Учитель по-прежнему качал головой.
«А кстати, — спохватывался Александр Моисеевич, словно об этом ещё не было речи, — что нового на театре военных действий?»
Теперь Марик должен был повторить по-немецки последние известия. Учитель рассеянно кивал, поправлял произношение.
«Вот видите», — сказал подросток.
«Что я должен видеть?»
«Это сделаем мы».
«Кто это — мы?»
«Советский Союз, — сказал Марик, — победит фашистскую чуму».
«Kein Zweifel[32]
. Будем, по крайней мере, надеяться. Только неизвестно, что лучше. То есть, само собой разумеется, что с Гитлером надо покончить, иначе он покончит со всеми нами… Не только с евреями! — сказал Александр Моисеевич, подняв палец. — И все-таки неизвестно, кто из них опаснее… О-хо-хо…»Он снова закинул ногу за ногу, сложил руки с переплетёнными пальцами, нижняя часть живота, несмотря на худобу, выступала, спина ещё больше согнулась.
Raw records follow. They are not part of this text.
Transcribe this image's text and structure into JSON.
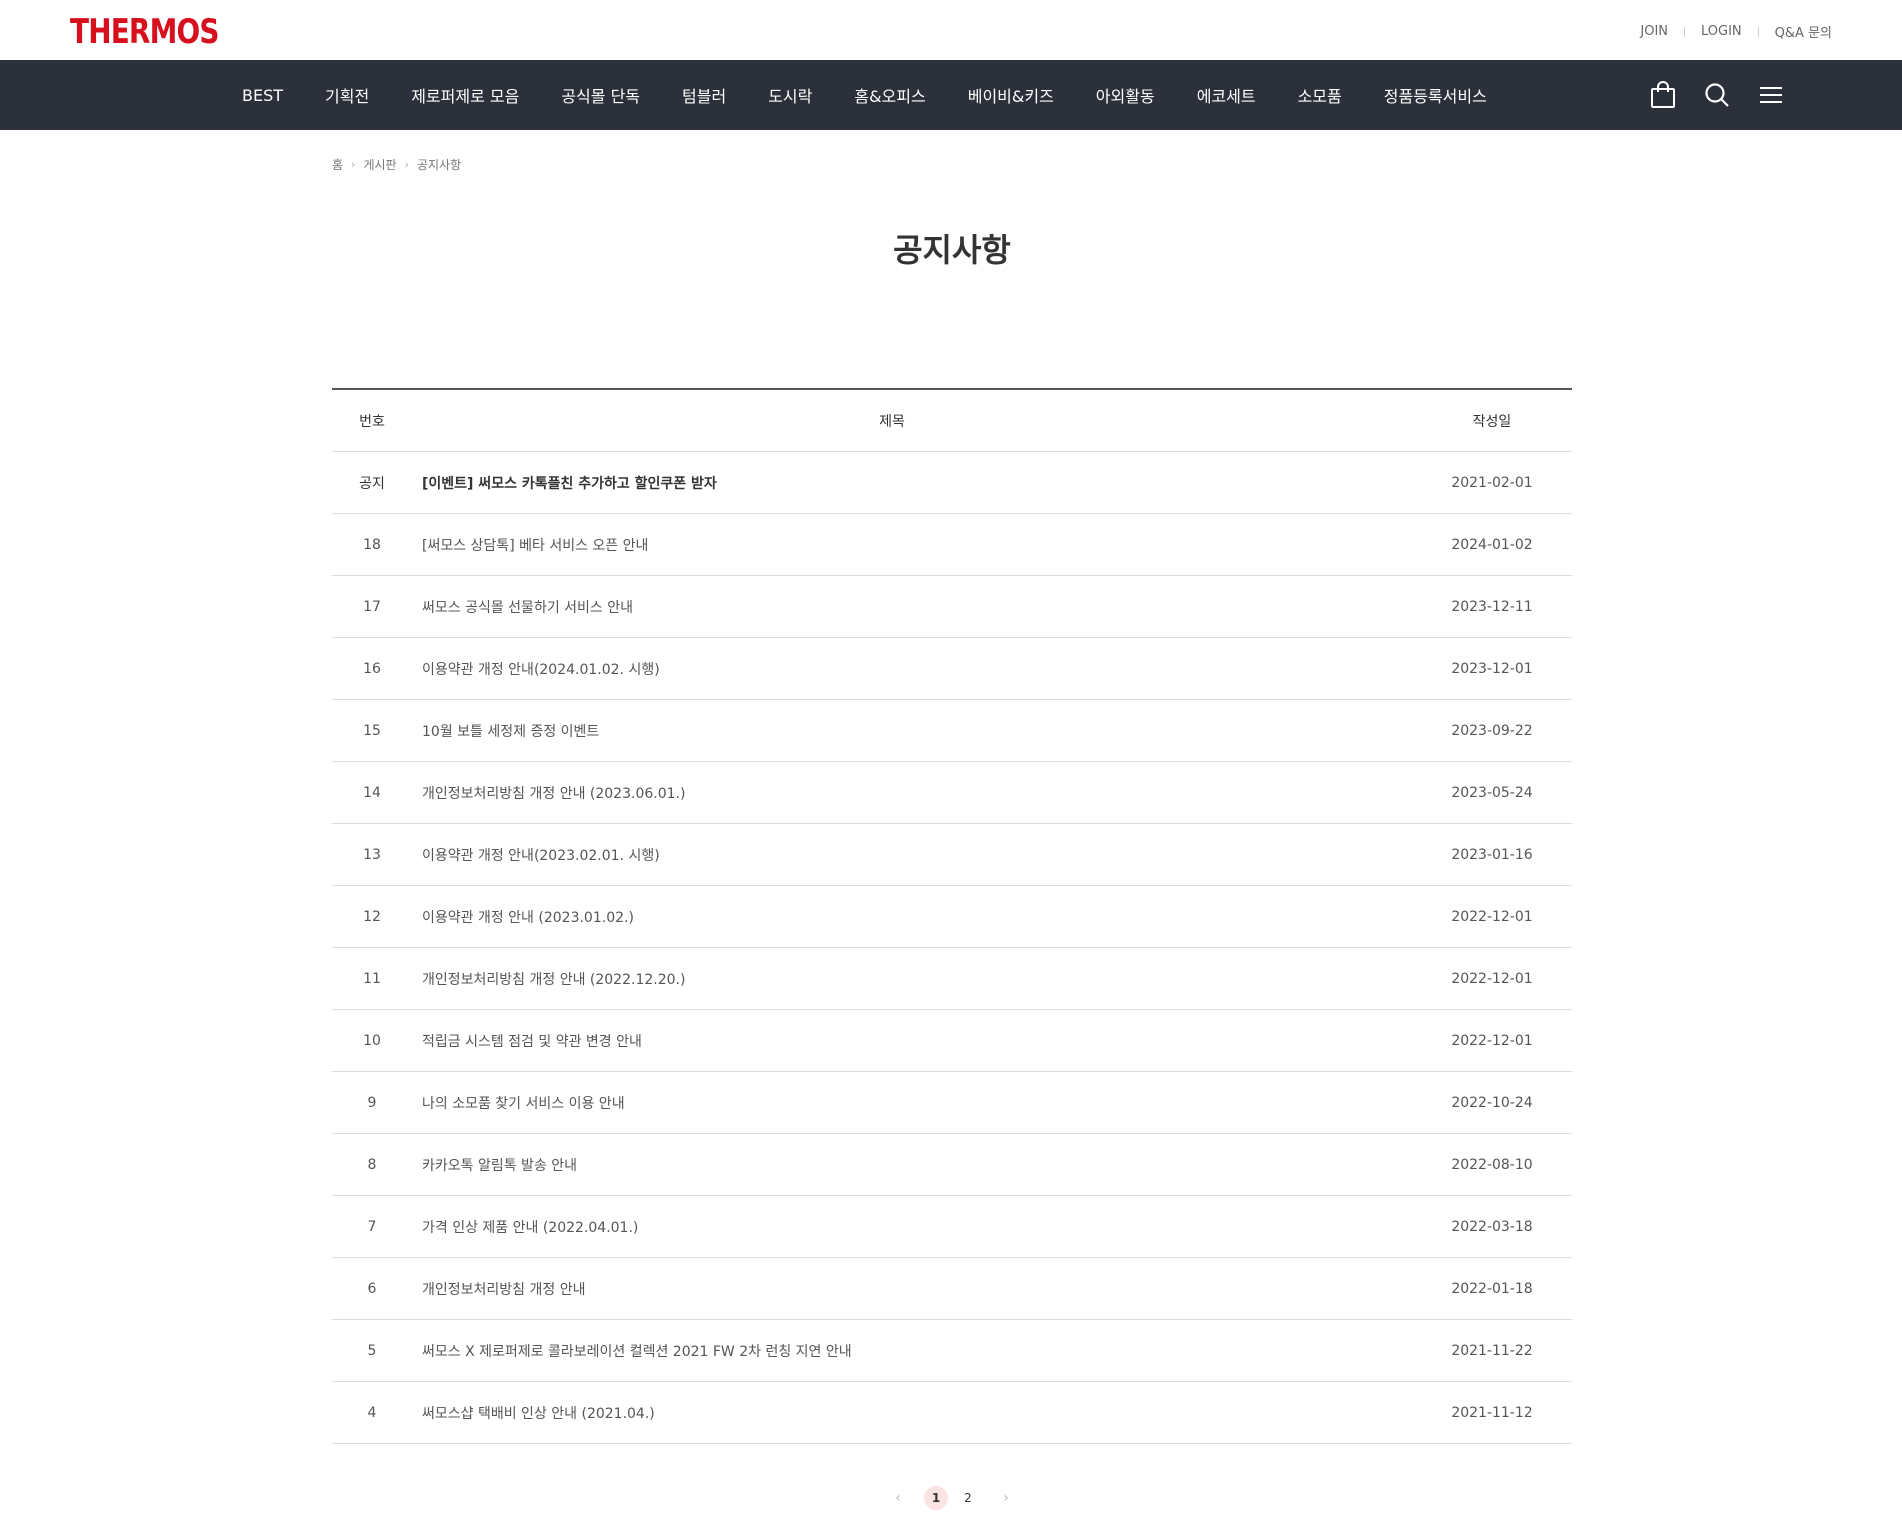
{
  "header": {
    "logo": "THERMOS",
    "util": [
      "JOIN",
      "LOGIN",
      "Q&A 문의"
    ]
  },
  "nav": {
    "items": [
      "BEST",
      "기획전",
      "제로퍼제로 모음",
      "공식몰 단독",
      "텀블러",
      "도시락",
      "홈&오피스",
      "베이비&키즈",
      "아외활동",
      "에코세트",
      "소모품",
      "정품등록서비스"
    ],
    "icons": [
      "shopping-bag-icon",
      "search-icon",
      "menu-icon"
    ]
  },
  "breadcrumb": [
    "홈",
    "게시판",
    "공지사항"
  ],
  "page_title": "공지사항",
  "table": {
    "headers": {
      "num": "번호",
      "title": "제목",
      "date": "작성일"
    },
    "rows": [
      {
        "num": "공지",
        "title": "[이벤트] 써모스 카톡플친 추가하고 할인쿠폰 받자",
        "date": "2021-02-01"
      },
      {
        "num": "18",
        "title": "[써모스 상담톡] 베타 서비스 오픈 안내",
        "date": "2024-01-02"
      },
      {
        "num": "17",
        "title": "써모스 공식몰 선물하기 서비스 안내",
        "date": "2023-12-11"
      },
      {
        "num": "16",
        "title": "이용약관 개정 안내(2024.01.02. 시행)",
        "date": "2023-12-01"
      },
      {
        "num": "15",
        "title": "10월 보틀 세정제 증정 이벤트",
        "date": "2023-09-22"
      },
      {
        "num": "14",
        "title": "개인정보처리방침 개정 안내 (2023.06.01.)",
        "date": "2023-05-24"
      },
      {
        "num": "13",
        "title": "이용약관 개정 안내(2023.02.01. 시행)",
        "date": "2023-01-16"
      },
      {
        "num": "12",
        "title": "이용약관 개정 안내 (2023.01.02.)",
        "date": "2022-12-01"
      },
      {
        "num": "11",
        "title": "개인정보처리방침 개정 안내 (2022.12.20.)",
        "date": "2022-12-01"
      },
      {
        "num": "10",
        "title": "적립금 시스템 점검 및 약관 변경 안내",
        "date": "2022-12-01"
      },
      {
        "num": "9",
        "title": "나의 소모품 찾기 서비스 이용 안내",
        "date": "2022-10-24"
      },
      {
        "num": "8",
        "title": "카카오톡 알림톡 발송 안내",
        "date": "2022-08-10"
      },
      {
        "num": "7",
        "title": "가격 인상 제품 안내 (2022.04.01.)",
        "date": "2022-03-18"
      },
      {
        "num": "6",
        "title": "개인정보처리방침 개정 안내",
        "date": "2022-01-18"
      },
      {
        "num": "5",
        "title": "써모스 X 제로퍼제로 콜라보레이션 컬렉션 2021 FW 2차 런칭 지연 안내",
        "date": "2021-11-22"
      },
      {
        "num": "4",
        "title": "써모스샵 택배비 인상 안내 (2021.04.)",
        "date": "2021-11-12"
      }
    ]
  },
  "pagination": {
    "prev": "‹",
    "next": "›",
    "pages": [
      "1",
      "2"
    ],
    "current": "1"
  },
  "colors": {
    "brand": "#d7101d",
    "nav_bg": "#2c303a",
    "active_page_bg": "#fbe2e3"
  }
}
«Неизвестно, что лучше, — повторил он, — и кто лучше… и мы ещё не знаем, кто воцарится в Европе, когда Гитлер будет разгромлен…»
«Произойдёт революция. После первой Мировой войны произошла революция в России, а после этой произойдёт в остальных странах».
«Ага. Вот как!» — заметил учитель.
«А почему же тогда, — возразил подросток запальчиво, это было продолжение предыдущих дискуссий, — прогрессивные силы всего мира…»
«Какие эти силы, позвольте спросить?»
«Например, Ромен Роллан», — сказал мальчик, только что прочитавший «ЖанаКристофа», толстую книгу, в которой самое сильное впечатление произвела глава о знакомстве с Адой.
«Я такого не знаю», — отрезал учитель.
Полногрудая Ада сидела на дереве, когда мимо проходил Жан-Кристоф, и не знала, как слезть. Спрыгнула в объятья Кристофа, а дальше всё происходит как бы само собой, они приходят в деревенскую гостиницу,
«Кровавый деспот. Выродок», — бормотал тощий человек, и мальчик спохватывался, понимал, о ком идёт речь, терялся, ужасался и восторгался.